Each party shall pay its own deposition, witness, expert, and attorneys’ fees and other expenses to the same extent as if the matter were being heard in court. However, if any party prevails, the arbitrator may award the prevailing party their reasonable attorneys’ fees. The arbitrator shall resolve any dispute as to the reasonableness of any fees or costs awarded under this section.
26. WAIVER OF TRIAL BY JURY.
The parties understand and fully agree that by agreeing to arbitrate, they are giving up their constitutional right to have a trial by jury, and are giving up their normal rights of appeal following the issuance of the arbitrator’s award except as applicable law provides for judicial review of arbitration proceedings.
27. Notices.
All notices, requests, consents, claims, demands, waivers, and other communications hereunder (each, a “Notice”) shall be in writing and addressed to Hive at the addresses set forth in Section 1 of this Agreement and to Client at the most current address available in Hive’s records or to such other address that may be designated by the receiving party in writing.
All Notices shall be delivered by personal delivery, nationally recognized overnight courier (with all fees pre-paid), or certified or registered mail (in each case, return receipt requested, postage prepaid). Except as otherwise provided in this Agreement, a Notice is effective only (a) upon receipt of the receiving party, and (b) if the party giving the Notice has complied with the requirements of this Section 27.
28. Non-Disparagement.
Client agrees that, unless required to do so by legal process, they will not make any disparaging statements or representations, either directly or indirectly, whether orally or in writing, by word or gesture, to any person whatsoever, about Hive or any person or entity affiliated with Hive. For purposes of this paragraph, a disparaging statement or representation is any communication which, if publicized to another, would cause or tend to cause the recipient of the communication to question the business condition, integrity, competence, good character, or product quality of Hive. This non-disparagement provision is material to this Agreement and its violation shall constitute a breach of this Agreement.
29. Photograph Consent.
Client hereby consents for photographs and/or video images to be taken of Client’s property by Hive, its technicians, and staff. Client understands that any such images may be used for purposes of training or marketing (website, print, digital, or social media). By consenting to photograph and/or video images, Client understands that it will not be entitled to compensation from Hive or any related party.

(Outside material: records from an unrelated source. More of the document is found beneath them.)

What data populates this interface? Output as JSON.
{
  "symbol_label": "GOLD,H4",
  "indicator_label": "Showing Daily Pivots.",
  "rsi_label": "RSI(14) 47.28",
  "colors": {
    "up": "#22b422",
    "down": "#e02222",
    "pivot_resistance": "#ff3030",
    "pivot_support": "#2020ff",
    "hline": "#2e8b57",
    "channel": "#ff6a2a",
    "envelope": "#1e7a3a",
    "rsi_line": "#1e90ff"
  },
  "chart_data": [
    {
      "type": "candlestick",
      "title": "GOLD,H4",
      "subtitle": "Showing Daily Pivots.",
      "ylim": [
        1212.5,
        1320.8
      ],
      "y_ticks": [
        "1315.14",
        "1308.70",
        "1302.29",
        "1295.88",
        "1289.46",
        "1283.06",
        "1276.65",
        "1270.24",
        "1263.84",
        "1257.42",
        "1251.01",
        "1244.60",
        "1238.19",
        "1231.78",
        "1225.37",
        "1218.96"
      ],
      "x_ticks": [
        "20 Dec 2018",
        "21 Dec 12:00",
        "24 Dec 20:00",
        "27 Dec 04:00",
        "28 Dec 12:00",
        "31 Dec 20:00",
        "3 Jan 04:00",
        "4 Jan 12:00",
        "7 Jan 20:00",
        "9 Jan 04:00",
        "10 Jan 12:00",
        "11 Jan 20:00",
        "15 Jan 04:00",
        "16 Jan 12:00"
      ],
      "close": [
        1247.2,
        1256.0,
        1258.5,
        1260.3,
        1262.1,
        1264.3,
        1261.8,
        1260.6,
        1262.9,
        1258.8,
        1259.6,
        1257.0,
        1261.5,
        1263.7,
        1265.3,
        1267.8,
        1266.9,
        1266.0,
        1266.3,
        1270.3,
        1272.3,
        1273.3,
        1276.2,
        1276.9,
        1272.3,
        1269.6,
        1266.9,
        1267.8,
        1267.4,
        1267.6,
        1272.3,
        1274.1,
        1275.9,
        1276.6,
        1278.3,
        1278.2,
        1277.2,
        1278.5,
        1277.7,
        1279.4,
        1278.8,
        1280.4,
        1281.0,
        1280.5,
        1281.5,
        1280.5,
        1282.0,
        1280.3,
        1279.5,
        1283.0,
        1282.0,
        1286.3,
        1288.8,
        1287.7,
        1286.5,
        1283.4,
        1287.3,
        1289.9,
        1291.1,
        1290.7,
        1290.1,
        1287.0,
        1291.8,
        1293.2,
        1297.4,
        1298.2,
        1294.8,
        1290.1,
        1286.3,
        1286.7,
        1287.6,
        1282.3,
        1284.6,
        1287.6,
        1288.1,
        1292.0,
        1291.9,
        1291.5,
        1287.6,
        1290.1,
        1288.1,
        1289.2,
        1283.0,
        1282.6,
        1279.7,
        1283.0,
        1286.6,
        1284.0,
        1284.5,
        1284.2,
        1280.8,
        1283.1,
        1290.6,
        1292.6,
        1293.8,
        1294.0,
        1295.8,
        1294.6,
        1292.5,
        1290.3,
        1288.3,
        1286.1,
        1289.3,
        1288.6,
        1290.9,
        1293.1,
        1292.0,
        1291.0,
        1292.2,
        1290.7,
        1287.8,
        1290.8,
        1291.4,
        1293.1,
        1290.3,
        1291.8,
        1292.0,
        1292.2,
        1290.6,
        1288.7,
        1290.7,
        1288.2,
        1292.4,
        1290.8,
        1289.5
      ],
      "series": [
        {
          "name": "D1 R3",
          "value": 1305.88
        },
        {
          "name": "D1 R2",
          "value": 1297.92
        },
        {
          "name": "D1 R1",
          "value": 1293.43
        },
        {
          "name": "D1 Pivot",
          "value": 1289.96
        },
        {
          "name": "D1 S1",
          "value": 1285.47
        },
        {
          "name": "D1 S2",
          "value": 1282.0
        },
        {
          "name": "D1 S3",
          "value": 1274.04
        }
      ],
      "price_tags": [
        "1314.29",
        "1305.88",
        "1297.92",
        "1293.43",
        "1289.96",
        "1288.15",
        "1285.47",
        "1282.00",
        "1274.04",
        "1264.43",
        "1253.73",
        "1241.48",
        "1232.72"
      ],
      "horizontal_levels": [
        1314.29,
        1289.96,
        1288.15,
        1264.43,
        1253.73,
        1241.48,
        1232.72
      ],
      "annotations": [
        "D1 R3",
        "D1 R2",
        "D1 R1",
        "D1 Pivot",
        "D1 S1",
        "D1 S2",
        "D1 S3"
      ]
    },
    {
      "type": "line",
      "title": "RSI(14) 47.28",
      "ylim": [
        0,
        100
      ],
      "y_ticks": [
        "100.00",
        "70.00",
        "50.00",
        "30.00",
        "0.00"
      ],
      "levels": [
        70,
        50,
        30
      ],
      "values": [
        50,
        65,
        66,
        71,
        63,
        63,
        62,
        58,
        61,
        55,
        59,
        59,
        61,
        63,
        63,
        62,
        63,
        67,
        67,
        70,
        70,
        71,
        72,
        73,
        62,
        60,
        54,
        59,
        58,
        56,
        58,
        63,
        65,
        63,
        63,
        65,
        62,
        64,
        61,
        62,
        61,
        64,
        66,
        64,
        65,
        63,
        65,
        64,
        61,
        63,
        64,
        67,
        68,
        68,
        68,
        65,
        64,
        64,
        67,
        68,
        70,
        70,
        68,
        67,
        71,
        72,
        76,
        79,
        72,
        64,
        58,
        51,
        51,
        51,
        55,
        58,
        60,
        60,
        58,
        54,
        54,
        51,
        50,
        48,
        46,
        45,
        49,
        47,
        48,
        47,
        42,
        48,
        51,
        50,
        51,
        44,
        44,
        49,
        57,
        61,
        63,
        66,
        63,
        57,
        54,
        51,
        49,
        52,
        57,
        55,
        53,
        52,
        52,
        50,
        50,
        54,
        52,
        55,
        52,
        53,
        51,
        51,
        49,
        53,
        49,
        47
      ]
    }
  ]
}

30. Automated Communication.
Client agrees to receive automated promotional, scheduling, and payment reminder text messages. This Section 30 is NOT a condition of purchase. Client acknowledges and agrees that it may receive up to four (4) messages per month. Client shall be provided with an email allowing it to opt in; to opt out, Client must simply reply “STOP.” Message and data rates may apply.
31. Severability.
If any term or provision of this Agreement is invalid, illegal, or unenforceable in any jurisdiction, such invalidity, illegality, or unenforceability shall not affect any other term or provision of this Agreement or invalidate or render unenforceable such term or provision in any other jurisdiction.
32. Survival.
Provisions of these Terms which by their nature should apply beyond their terms will remain in force after any termination or expiration of this Agreement including, but not limited to, the following provisions: Insurance, Compliance with Laws, Confidential Information, Governing Law, Mandatory Arbitration, and Survival.
33. Amendment and Modification.
These Terms may only be amended or modified in a writing stating specifically that it amends these Terms and is signed by an authorized representative of each party.